The cave opens up to the Rìo Cahabòn, where we jumped into tiny intertubes for a lazy half-hour float downstream. The riverbanks are densely forested with a thicket of enormous vines begging to be used in a Tarzan-like fashion. From there we were driven to the most beautiful swimming hole I´ve ever seen, Semuc Champey. It´s an expansive stretch of emerald green, stepped pools in a limestone bed. All of this sits over the river which flows beneath it for a quarter of a mile. The river enters an enormous cave in a torrent of whitewater, and exits at the other end below a wide 50-foot waterfall into yet another a large pool. This land, as I understand it, is cared for by the government but has no legal protection. There may be a giant resort hotel on its banks by the time you get here.
[Photos: 1 2 3 4 5]
Steve and Camille left today for a few days of solo exploration, and we´re staying behind for a tour of a local coffee plantation [photos: 1 2 3 4 5 6] and to plan tomorrow´s journey. We expect a couple weeks more of travel before settling into Xela (again) for more language courses.
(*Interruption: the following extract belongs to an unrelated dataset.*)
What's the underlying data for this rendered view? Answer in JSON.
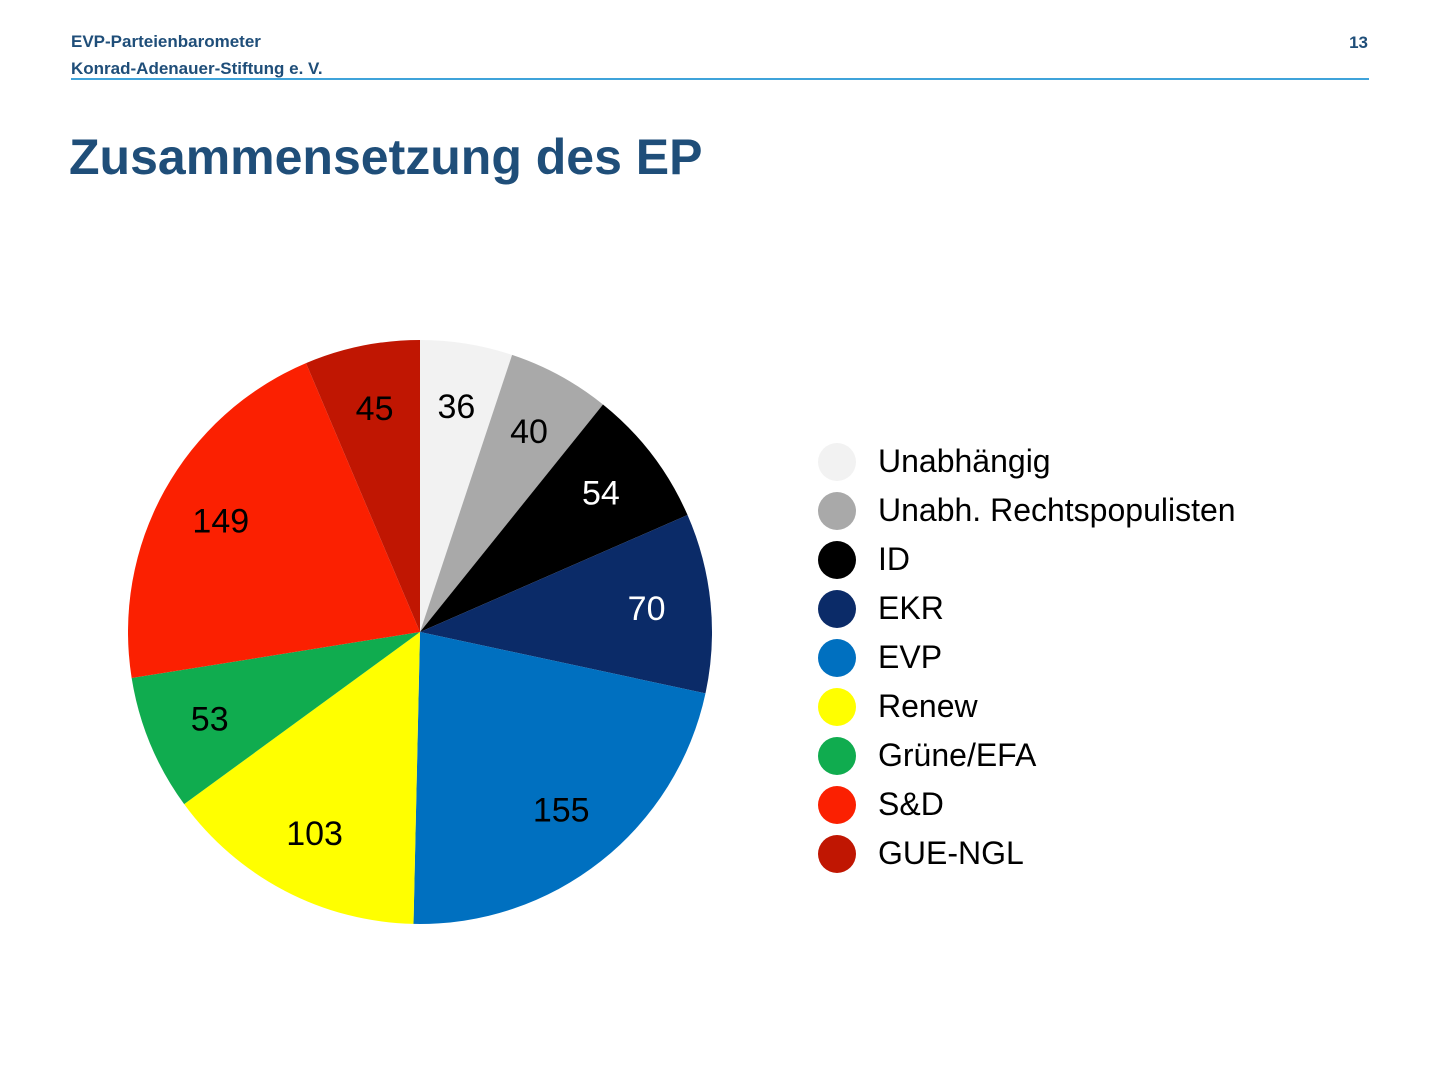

Thursday, June 02, 2005 by Jeff
Heather finally arrived two nights ago. After a night in Guatemala City we hired a minivan for the hour-long trip to Antigua. I now have the ability to post photos, so take another look below for some pictures I've been saving up for two weeks.
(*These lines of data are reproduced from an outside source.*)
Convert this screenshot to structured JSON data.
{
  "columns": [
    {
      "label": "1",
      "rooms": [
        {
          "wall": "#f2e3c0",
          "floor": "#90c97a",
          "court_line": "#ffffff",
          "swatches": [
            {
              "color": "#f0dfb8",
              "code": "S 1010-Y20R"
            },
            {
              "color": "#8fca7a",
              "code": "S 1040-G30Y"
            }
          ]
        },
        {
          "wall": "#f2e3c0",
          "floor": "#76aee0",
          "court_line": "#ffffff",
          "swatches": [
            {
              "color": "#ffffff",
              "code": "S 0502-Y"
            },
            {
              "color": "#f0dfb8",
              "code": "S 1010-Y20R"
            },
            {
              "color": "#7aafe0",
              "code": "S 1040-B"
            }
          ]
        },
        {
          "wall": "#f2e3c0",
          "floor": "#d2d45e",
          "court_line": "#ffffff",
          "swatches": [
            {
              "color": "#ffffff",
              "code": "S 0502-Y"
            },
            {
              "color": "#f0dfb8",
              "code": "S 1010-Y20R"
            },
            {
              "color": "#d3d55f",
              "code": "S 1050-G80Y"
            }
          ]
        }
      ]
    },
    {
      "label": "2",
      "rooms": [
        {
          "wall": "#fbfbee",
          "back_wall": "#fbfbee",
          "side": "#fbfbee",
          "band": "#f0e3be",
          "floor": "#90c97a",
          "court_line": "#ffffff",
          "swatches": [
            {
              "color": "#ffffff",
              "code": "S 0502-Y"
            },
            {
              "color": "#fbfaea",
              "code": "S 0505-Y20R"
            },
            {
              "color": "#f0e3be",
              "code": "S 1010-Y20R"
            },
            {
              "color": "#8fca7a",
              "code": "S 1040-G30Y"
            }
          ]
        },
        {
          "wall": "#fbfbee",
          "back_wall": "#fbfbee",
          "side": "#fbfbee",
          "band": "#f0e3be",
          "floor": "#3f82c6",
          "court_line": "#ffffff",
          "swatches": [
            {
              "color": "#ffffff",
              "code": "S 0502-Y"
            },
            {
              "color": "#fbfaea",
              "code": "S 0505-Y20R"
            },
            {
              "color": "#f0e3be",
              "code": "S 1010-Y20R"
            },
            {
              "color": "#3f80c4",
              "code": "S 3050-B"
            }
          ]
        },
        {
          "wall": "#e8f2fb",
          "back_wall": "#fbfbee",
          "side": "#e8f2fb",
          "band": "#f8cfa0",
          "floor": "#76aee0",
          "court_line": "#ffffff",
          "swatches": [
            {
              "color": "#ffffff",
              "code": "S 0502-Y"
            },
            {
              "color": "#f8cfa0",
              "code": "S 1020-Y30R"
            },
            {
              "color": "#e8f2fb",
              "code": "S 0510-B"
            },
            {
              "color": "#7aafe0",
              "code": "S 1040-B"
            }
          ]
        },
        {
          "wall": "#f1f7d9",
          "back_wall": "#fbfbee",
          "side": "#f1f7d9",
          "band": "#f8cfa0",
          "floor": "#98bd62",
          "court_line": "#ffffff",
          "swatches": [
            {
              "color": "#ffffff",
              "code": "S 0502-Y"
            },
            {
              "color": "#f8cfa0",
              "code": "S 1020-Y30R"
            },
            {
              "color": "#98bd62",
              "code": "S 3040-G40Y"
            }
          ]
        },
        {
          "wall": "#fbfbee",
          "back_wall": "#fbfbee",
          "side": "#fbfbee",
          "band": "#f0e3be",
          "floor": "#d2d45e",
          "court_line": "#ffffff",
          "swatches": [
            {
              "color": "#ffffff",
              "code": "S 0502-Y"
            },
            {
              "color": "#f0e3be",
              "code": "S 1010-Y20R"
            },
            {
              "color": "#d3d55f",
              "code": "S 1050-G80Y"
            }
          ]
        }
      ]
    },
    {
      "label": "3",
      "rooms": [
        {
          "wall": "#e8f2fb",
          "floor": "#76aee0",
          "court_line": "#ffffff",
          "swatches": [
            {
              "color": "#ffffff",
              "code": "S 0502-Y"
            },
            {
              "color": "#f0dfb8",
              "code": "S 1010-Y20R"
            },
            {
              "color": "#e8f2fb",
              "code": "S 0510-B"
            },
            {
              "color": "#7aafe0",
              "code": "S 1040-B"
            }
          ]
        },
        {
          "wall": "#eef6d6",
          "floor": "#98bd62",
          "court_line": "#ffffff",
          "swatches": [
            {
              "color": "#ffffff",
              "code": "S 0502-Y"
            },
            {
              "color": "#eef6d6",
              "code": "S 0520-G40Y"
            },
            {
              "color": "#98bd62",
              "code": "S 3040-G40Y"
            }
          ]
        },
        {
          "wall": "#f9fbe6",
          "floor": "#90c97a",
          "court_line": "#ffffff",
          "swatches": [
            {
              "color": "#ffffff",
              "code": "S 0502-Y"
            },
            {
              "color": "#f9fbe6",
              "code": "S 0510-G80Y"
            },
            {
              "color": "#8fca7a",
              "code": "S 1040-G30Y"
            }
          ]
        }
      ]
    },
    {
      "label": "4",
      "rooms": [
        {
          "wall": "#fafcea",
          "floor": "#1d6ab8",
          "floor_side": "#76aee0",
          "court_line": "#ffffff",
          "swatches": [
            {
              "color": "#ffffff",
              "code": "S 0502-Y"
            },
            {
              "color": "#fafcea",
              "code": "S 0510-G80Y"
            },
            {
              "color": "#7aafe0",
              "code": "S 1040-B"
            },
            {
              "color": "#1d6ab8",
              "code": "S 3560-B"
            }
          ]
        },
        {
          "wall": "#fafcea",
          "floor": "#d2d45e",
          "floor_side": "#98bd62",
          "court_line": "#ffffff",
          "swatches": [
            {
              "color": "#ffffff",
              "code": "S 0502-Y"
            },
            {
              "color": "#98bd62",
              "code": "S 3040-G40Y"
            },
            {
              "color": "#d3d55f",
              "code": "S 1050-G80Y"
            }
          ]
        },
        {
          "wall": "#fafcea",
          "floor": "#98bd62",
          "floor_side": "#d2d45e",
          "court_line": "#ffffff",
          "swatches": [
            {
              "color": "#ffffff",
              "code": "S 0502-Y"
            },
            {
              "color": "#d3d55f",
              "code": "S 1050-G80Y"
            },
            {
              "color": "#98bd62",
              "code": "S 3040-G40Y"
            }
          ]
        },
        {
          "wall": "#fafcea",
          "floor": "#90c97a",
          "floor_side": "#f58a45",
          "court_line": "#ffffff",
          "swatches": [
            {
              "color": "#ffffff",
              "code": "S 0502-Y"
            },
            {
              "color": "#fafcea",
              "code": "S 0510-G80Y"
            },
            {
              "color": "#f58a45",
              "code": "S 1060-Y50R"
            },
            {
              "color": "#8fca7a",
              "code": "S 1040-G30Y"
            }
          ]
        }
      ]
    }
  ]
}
We've spent the past couple of days here just wandering randomly. Today we came across this enormous old church [photos: 1 2 3 4 ]. I wish I could tell you more about it, but it was a random find. The hostel we're staying at has the nicest, fastest computers I've seen anywhere - a perfect place to upload photos. It's a buck an hour for the internet, which is the most expensive I've yet seen. In general, this town seems much smaller than Xela and much cleaner. The streets are wider and the people wealthier. Fewer stray dogs.
I'm running out of time, but want to leave you with one last shot of Heather at her finest. Cheers.